Bakers Journal

Technomic predicts Canada’s 2011 foodservice trends

December 15, 2010
By Bakers Journal

December 15, 2010, Canada – Canada’s foodservice industry is growing in terms of unit counts and menu offerings, according to new research from Technomic.

The firm reports that after a 1.2 per cent decline in 2009, the Canadian
foodservice industry has achieved a higher growth rate than its U.S.
counterpart in 2010. That growth is expected to continue through 2011.
Technomic also predicts that the debut of new restaurants and increased
competition in all segments will lead to product innovation like never

“The Canadian foodservice industry is full of opportunity right now,”
says Technomic executive vice president Darren Tristano. “U.S. operators
are certainly looking at Canada as an area for potential growth. But to
be successful they will need to do more than take a cookie-cutter
approach to the Canadian marketplace. There are distinct differences in
consumer attitudes and behaviours between the U.S. and Canada, and those
play out every day in the way that trends take shape and establish
themselves in each country.”

Technomic predicts the following trends will emerge in Canadian foodservice in the coming year:

Farm-to-table initiatives sprout up Restaurants will increasingly
source their ingredients from local vendors. Operators with local
ingredients on their menus are able to respond to consumer demand for
local items, while providing fresh, high-quality fare and supporting
their local economies.

U.S. chains eye Canadian border Canadians’ growing interest in
more food options is encouraging U.S.-based chains to expand north. The
Canadian market appeals to U.S. chains because it is not yet saturated,
and close proximity to the U.S. makes it easy for American companies to
develop and manage Canadian operations.

Food trucks roll out portable, ethnic foods
Food trucks are rolling
out across the country. These trucks are diversifying the foodservice
landscape of Canadian cities with their selections of convenient,
portable foods sold at affordable prices. Look for menu trends taking
shape in food trucks to appear on the menus of traditional bricks and
mortar restaurants.

Healthier ingredients integrated into indulgent diets Canadians
will continue to seek out more healthful versions of their favourite
comfort foods. Choosing indulgent foods with nutritious ingredients will
allow consumers to feel less guilty about eating the foods they love.
It’s up to restaurant operators to find just the right balance between
indulgence and health on their menus.

Fast-casual growth accelerates Expect fast-casual restaurants to
proliferate in 2011, with growth coming from both Canadian and
U.S.-based chains, as cost-conscious consumers respond to the quality
ingredients and upscale atmosphere of casual dining combined with the
speedy service and affordability of quick service.

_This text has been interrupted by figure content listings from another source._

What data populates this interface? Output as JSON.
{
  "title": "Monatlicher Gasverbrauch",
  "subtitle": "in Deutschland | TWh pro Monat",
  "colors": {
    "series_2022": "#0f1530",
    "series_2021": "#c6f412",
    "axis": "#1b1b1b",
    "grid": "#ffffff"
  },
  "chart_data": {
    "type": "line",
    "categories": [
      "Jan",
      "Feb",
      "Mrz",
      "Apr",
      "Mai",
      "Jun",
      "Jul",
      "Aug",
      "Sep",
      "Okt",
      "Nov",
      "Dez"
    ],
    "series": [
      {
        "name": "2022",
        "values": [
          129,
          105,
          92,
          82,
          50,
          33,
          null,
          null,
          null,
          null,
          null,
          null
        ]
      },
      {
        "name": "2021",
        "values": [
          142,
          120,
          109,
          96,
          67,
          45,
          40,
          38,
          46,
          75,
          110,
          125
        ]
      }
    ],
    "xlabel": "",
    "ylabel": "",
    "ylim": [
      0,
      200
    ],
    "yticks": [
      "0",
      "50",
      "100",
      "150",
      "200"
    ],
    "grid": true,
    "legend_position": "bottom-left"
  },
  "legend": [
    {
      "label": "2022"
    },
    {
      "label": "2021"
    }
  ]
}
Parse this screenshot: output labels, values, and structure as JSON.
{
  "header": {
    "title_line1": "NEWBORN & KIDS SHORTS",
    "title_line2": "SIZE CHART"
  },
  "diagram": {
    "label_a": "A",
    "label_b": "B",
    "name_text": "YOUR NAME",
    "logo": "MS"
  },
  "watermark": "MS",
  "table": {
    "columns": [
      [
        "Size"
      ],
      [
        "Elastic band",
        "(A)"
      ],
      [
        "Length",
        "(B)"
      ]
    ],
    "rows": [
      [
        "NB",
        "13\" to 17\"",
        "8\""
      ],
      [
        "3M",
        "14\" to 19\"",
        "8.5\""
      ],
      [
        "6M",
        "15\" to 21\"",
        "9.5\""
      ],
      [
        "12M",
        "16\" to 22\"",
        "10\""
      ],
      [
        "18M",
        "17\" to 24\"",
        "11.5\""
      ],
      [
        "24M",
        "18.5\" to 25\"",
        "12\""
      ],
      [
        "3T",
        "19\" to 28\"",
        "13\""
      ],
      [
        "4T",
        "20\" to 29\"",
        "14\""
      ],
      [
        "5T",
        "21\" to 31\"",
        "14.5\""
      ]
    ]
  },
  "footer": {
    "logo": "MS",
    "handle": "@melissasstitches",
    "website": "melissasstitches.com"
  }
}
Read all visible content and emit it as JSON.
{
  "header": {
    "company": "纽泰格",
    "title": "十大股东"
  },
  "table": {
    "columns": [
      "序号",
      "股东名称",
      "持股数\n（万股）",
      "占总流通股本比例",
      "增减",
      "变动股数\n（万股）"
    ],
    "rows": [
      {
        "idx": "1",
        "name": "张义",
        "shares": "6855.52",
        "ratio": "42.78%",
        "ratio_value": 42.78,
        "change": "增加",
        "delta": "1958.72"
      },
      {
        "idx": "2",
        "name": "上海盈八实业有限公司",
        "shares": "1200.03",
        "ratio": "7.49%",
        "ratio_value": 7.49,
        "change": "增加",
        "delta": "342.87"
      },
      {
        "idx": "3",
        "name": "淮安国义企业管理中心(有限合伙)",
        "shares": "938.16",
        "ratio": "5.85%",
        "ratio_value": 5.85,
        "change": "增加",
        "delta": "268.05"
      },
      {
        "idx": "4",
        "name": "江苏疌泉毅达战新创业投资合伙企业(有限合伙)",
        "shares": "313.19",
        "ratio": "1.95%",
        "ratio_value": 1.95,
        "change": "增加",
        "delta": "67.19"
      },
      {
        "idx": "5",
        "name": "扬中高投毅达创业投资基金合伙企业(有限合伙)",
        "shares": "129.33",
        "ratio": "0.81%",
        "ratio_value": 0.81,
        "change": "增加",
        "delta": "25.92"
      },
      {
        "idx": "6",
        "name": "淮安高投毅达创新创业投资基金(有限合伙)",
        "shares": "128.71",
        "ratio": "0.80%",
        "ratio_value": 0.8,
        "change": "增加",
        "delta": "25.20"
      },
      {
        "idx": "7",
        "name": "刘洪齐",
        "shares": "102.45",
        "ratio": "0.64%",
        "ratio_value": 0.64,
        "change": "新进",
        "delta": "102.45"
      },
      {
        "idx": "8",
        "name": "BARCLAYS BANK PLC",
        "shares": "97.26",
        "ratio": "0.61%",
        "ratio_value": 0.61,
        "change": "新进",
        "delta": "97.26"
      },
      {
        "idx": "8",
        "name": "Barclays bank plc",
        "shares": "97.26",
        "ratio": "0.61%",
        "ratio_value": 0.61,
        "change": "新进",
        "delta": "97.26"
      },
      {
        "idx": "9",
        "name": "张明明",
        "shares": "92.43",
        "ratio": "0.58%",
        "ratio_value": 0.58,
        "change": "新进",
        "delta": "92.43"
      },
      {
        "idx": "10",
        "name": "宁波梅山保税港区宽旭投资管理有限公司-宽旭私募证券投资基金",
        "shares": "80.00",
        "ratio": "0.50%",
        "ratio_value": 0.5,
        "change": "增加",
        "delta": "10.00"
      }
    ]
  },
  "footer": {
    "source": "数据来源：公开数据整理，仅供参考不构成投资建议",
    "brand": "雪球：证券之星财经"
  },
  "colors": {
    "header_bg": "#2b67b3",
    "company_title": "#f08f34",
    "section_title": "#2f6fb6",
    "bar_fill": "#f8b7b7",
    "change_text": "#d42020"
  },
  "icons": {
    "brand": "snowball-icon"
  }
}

The breakfast day part gets a wake up call
Breakfast is seeing
explosive growth as quick-service and full-service operators alike
revamp their morning menus to appeal to consumers with both healthy and
indulgent offerings.

Lower-sodium foods take centre stage Sodium will be the new
target for nutrition reformers in 2011. Responding to growing concerns
about high salt levels in restaurant fare, operators will attempt to
roll out reduced-sodium dishes that don’t fall short on taste.

Global diners Canadian consumers with adventurous palates are
seeking new dining experiences that feature bolder flavour profiles and
ethnic cuisines. Korean, Southeast Asian and Mexican cuisines will be
some of the most popular sought-after ethnic fare, particularly in
fast-casual restaurants.

Non-traditional, ethnic desserts hit the sweet spot
desserts will provide new alternatives to the traditional sweets.
Offerings will include popular treats from other countries, such as
Mexican-style churros and French-style macarons. Meanwhile, classic
desserts such as ice cream will be remade to feature ethnic flavours,
from ginger to dulce de leche.

Veggie focus mirrors meat mania The success of meat-driven
restaurants is spurring a counter-trend: modern vegetarian and vegan
restaurants that offer a twist on traditional vegetarian and vegan food
by pairing it with new, flavourful ethnic ingredients.

In predicting next year’s top trends, Technomic used data gathered by
MenuMonitor Canada, its searchable online trend tracking resource, to
search and analyze current menus from 300 leading Canadian restaurant
operators. Technomic also drew from its Digital Resource Library Canada,
which includes vital segment and industry data for top Canadian chains,
key retailers, and leading multi-concept and non-commercial operators.